Having trouble with NVBLAS

I’m trying to use nvblas as a drop in replacement for BLAS in things like R or numpy. I installed the CUDA 6 RC on Ubuntu 13.10 fine and normal CUDA applications run without issue. When I try and run something that calls BLAS though I get the following error:
csevers@titan1:~$ LD_PRELOAD=/usr/local/cuda-6.0/lib64/libnvblas.so R
[NVBLAS] Cannot open default config file ‘nvblas.conf’
Segmentation fault (core dumped)

The command is from this presentation by the way:

The CPU blas install I have is OpenBLAS built from source. That works fine.
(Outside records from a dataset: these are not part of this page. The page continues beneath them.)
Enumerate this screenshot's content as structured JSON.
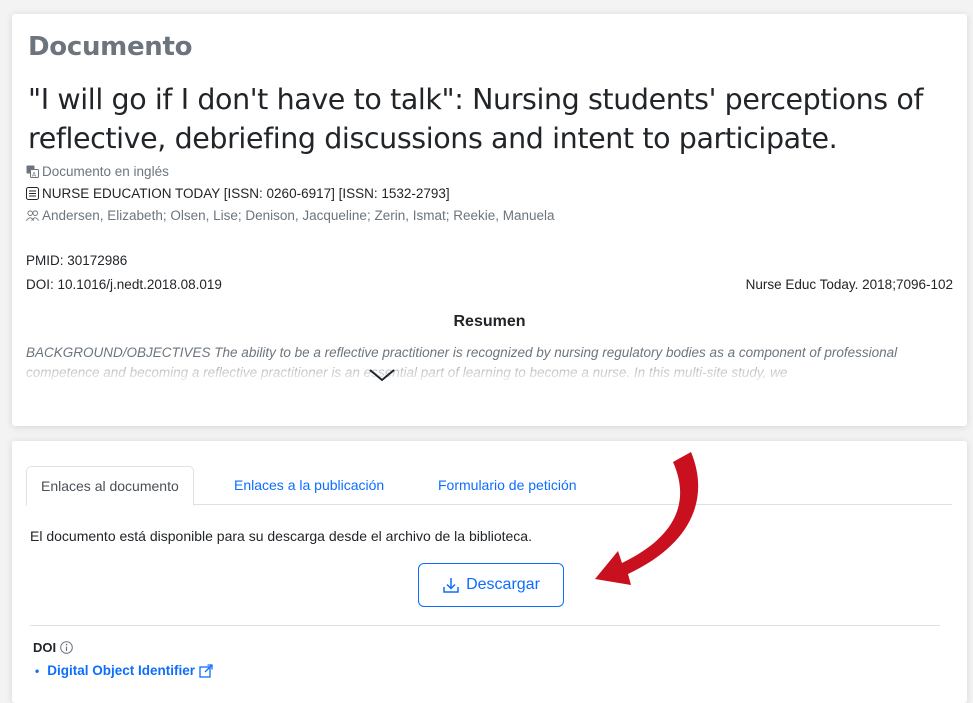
{
  "document": {
    "heading": "Documento",
    "title": "\"I will go if I don't have to talk\": Nursing students' perceptions of reflective, debriefing discussions and intent to participate.",
    "language": "Documento en inglés",
    "journal": "NURSE EDUCATION TODAY [ISSN: 0260-6917] [ISSN: 1532-2793]",
    "authors": "Andersen, Elizabeth; Olsen, Lise; Denison, Jacqueline; Zerin, Ismat; Reekie, Manuela",
    "pmid": "PMID: 30172986",
    "doi": "DOI: 10.1016/j.nedt.2018.08.019",
    "citation": "Nurse Educ Today. 2018;7096-102",
    "abstract_title": "Resumen",
    "abstract_lead": "BACKGROUND/OBJECTIVES",
    "abstract_text": "The ability to be a reflective practitioner is recognized by nursing regulatory bodies as a component of professional competence and becoming a reflective practitioner is an essential part of learning to become a nurse. In this multi-site study, we"
  },
  "links": {
    "tabs": [
      {
        "label": "Enlaces al documento",
        "active": true
      },
      {
        "label": "Enlaces a la publicación",
        "active": false
      },
      {
        "label": "Formulario de petición",
        "active": false
      }
    ],
    "availability_text": "El documento está disponible para su descarga desde el archivo de la biblioteca.",
    "download_label": "Descargar",
    "doi_label": "DOI",
    "doi_link": "Digital Object Identifier"
  },
  "colors": {
    "link": "#0d6efd",
    "muted": "#6c757d",
    "arrow": "#c8101e"
  },
  "icons": [
    "language-icon",
    "journal-icon",
    "authors-icon",
    "chevron-down-icon",
    "download-icon",
    "info-icon",
    "external-link-icon",
    "red-arrow"
  ]
}
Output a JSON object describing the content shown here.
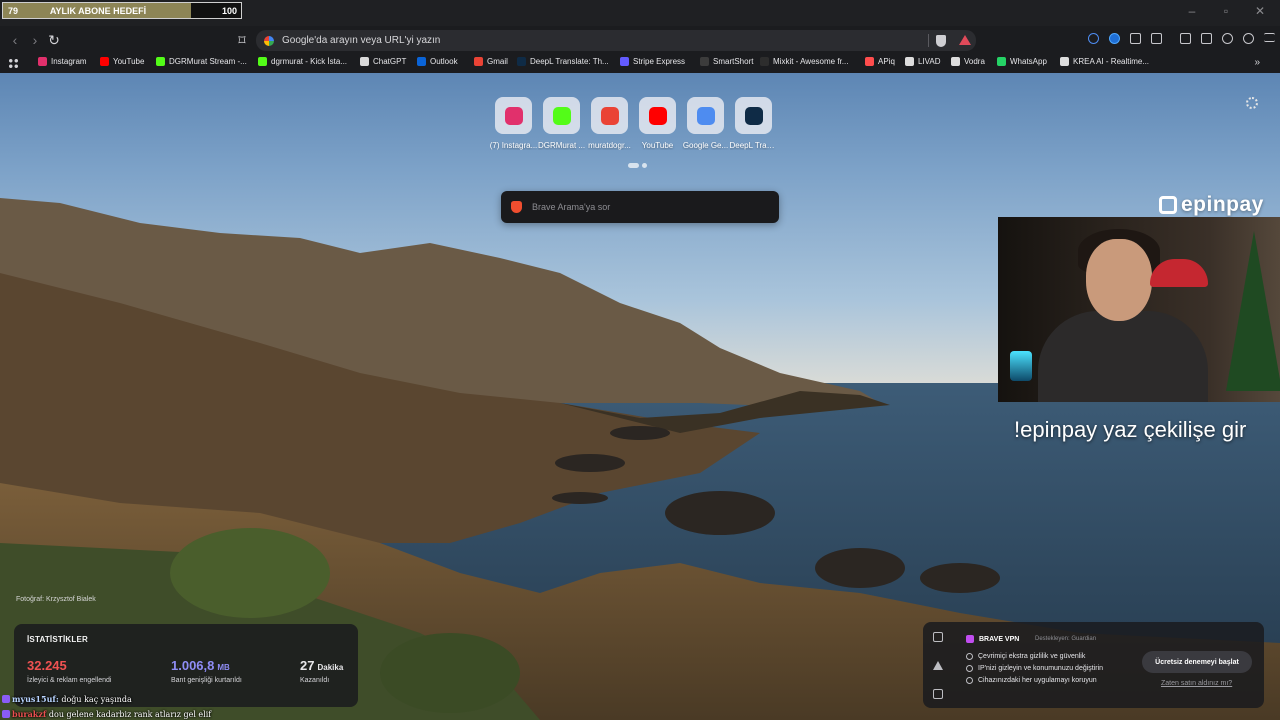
{
  "stream_goal": {
    "current": "79",
    "label": "AYLIK ABONE HEDEFİ",
    "target": "100",
    "progress": 0.79
  },
  "toolbar": {
    "address_placeholder": "Google'da arayın veya URL'yi yazın"
  },
  "bookmarks": [
    {
      "label": "Instagram",
      "color": "#e1306c"
    },
    {
      "label": "YouTube",
      "color": "#ff0000"
    },
    {
      "label": "DGRMurat Stream -...",
      "color": "#53fc18"
    },
    {
      "label": "dgrmurat - Kick İsta...",
      "color": "#53fc18"
    },
    {
      "label": "ChatGPT",
      "color": "#d9d9d9"
    },
    {
      "label": "Outlook",
      "color": "#0a64d8"
    },
    {
      "label": "Gmail",
      "color": "#ea4335"
    },
    {
      "label": "DeepL Translate: Th...",
      "color": "#0f2b46"
    },
    {
      "label": "Stripe Express",
      "color": "#635bff"
    },
    {
      "label": "SmartShort",
      "color": "#3c3c3c"
    },
    {
      "label": "Mixkit - Awesome fr...",
      "color": "#2d2d2d"
    },
    {
      "label": "APiq",
      "color": "#ff4d4d"
    },
    {
      "label": "LIVAD",
      "color": "#dddddd"
    },
    {
      "label": "Vodra",
      "color": "#dddddd"
    },
    {
      "label": "WhatsApp",
      "color": "#25d366"
    },
    {
      "label": "KREA AI - Realtime...",
      "color": "#dddddd"
    }
  ],
  "top_sites": [
    {
      "label": "(7) Instagra...",
      "icon": "instagram-icon",
      "color": "#e1306c"
    },
    {
      "label": "DGRMurat ...",
      "icon": "kick-icon",
      "color": "#53fc18"
    },
    {
      "label": "muratdogr...",
      "icon": "gmail-icon",
      "color": "#ea4335"
    },
    {
      "label": "YouTube",
      "icon": "youtube-icon",
      "color": "#ff0000"
    },
    {
      "label": "Google Ge...",
      "icon": "gemini-icon",
      "color": "#4e8cf0"
    },
    {
      "label": "DeepL Tran...",
      "icon": "deepl-icon",
      "color": "#0f2b46"
    }
  ],
  "search": {
    "placeholder": "Brave Arama'ya sor"
  },
  "photo_credit": "Fotoğraf: Krzysztof Bialek",
  "stats": {
    "title": "İSTATİSTİKLER",
    "blocked": {
      "value": "32.245",
      "desc": "İzleyici & reklam engellendi",
      "color": "#f05252"
    },
    "bandwidth": {
      "value": "1.006,8",
      "unit": "MB",
      "desc": "Bant genişliği kurtarıldı",
      "color": "#8f8df5"
    },
    "time": {
      "value": "27",
      "unit": "Dakika",
      "desc": "Kazanıldı",
      "color": "#ffffff"
    }
  },
  "vpn": {
    "brand": "BRAVE VPN",
    "sponsor": "Destekleyen: Guardian",
    "features": [
      "Çevrimiçi ekstra gizlilik ve güvenlik",
      "IP'nizi gizleyin ve konumunuzu değiştirin",
      "Cihazınızdaki her uygulamayı koruyun"
    ],
    "cta": "Ücretsiz denemeyi başlat",
    "link": "Zaten satın aldınız mı?"
  },
  "overlay": {
    "logo_text": "epinpay",
    "promo": "!epinpay yaz çekilişe gir"
  },
  "chat": [
    {
      "user": "myus15uf:",
      "text": "doğu kaç yaşında"
    },
    {
      "user": "burakzf",
      "text": "dou gelene kadarbiz rank atlarız gel elif"
    }
  ]
}
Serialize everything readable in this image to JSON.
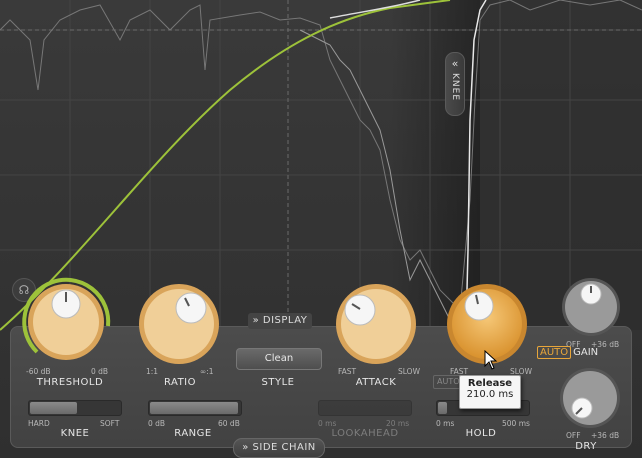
{
  "colors": {
    "knob_orange": "#e8a850",
    "knob_light": "#f3d29a",
    "curve_green": "#9dc23a",
    "accent_auto": "#e8a63a"
  },
  "graph": {
    "knee_tab_label": "KNEE"
  },
  "display_tab": "DISPLAY",
  "side_chain_tab": "SIDE CHAIN",
  "style": {
    "label": "STYLE",
    "button": "Clean"
  },
  "knobs": {
    "threshold": {
      "label": "THRESHOLD",
      "min": "-60 dB",
      "max": "0 dB"
    },
    "ratio": {
      "label": "RATIO",
      "min": "1:1",
      "max": "∞:1"
    },
    "attack": {
      "label": "ATTACK",
      "min": "FAST",
      "max": "SLOW"
    },
    "release": {
      "label": "RELEASE",
      "min": "FAST",
      "max": "SLOW"
    },
    "gain": {
      "label": "GAIN",
      "auto": "AUTO",
      "min": "OFF",
      "max": "+36 dB"
    },
    "dry": {
      "label": "DRY",
      "min": "OFF",
      "max": "+36 dB"
    }
  },
  "sliders": {
    "knee": {
      "label": "KNEE",
      "min": "HARD",
      "max": "SOFT",
      "value": 0.52
    },
    "range": {
      "label": "RANGE",
      "min": "0 dB",
      "max": "60 dB",
      "value": 0.98
    },
    "lookahead": {
      "label": "LOOKAHEAD",
      "min": "0 ms",
      "max": "20 ms",
      "value": 0.0
    },
    "hold": {
      "label": "HOLD",
      "min": "0 ms",
      "max": "500 ms",
      "value": 0.1
    }
  },
  "auto_release_label": "AUTO",
  "tooltip": {
    "title": "Release",
    "value": "210.0 ms"
  }
}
Any ideas? I would really love to get this working.


You need to set the environment variable “NVBLAS_CONFIG_FILE” to point to the nvblas.conf file. Instructions on how to create the conf file are in page 9 of the NVBLAS documentation that comes with the CUDA 6 RC toolkit

You can also get it from this link:

Thank you. I should have RTFM first :)

Did you manage to get this working with numpy?

In my attempts, it doesn’t seem to be offloading to the CPU at all. e.g., when I time calls to numpy.dot(A, B), there is no change in execution time.

CublasXT and NVBLAS which is on top of CublasXt only accelerate BLAS Level-3 routines ( e.g matrix-matrix operations)

dot ( product of 2 vectors) is a BLAS 1 Level routines

As philippev noted, you need level 3 blas stuff in order to see a change. I definitely note a difference with numpy/scipy if I do some actual matrix multiplication stuff.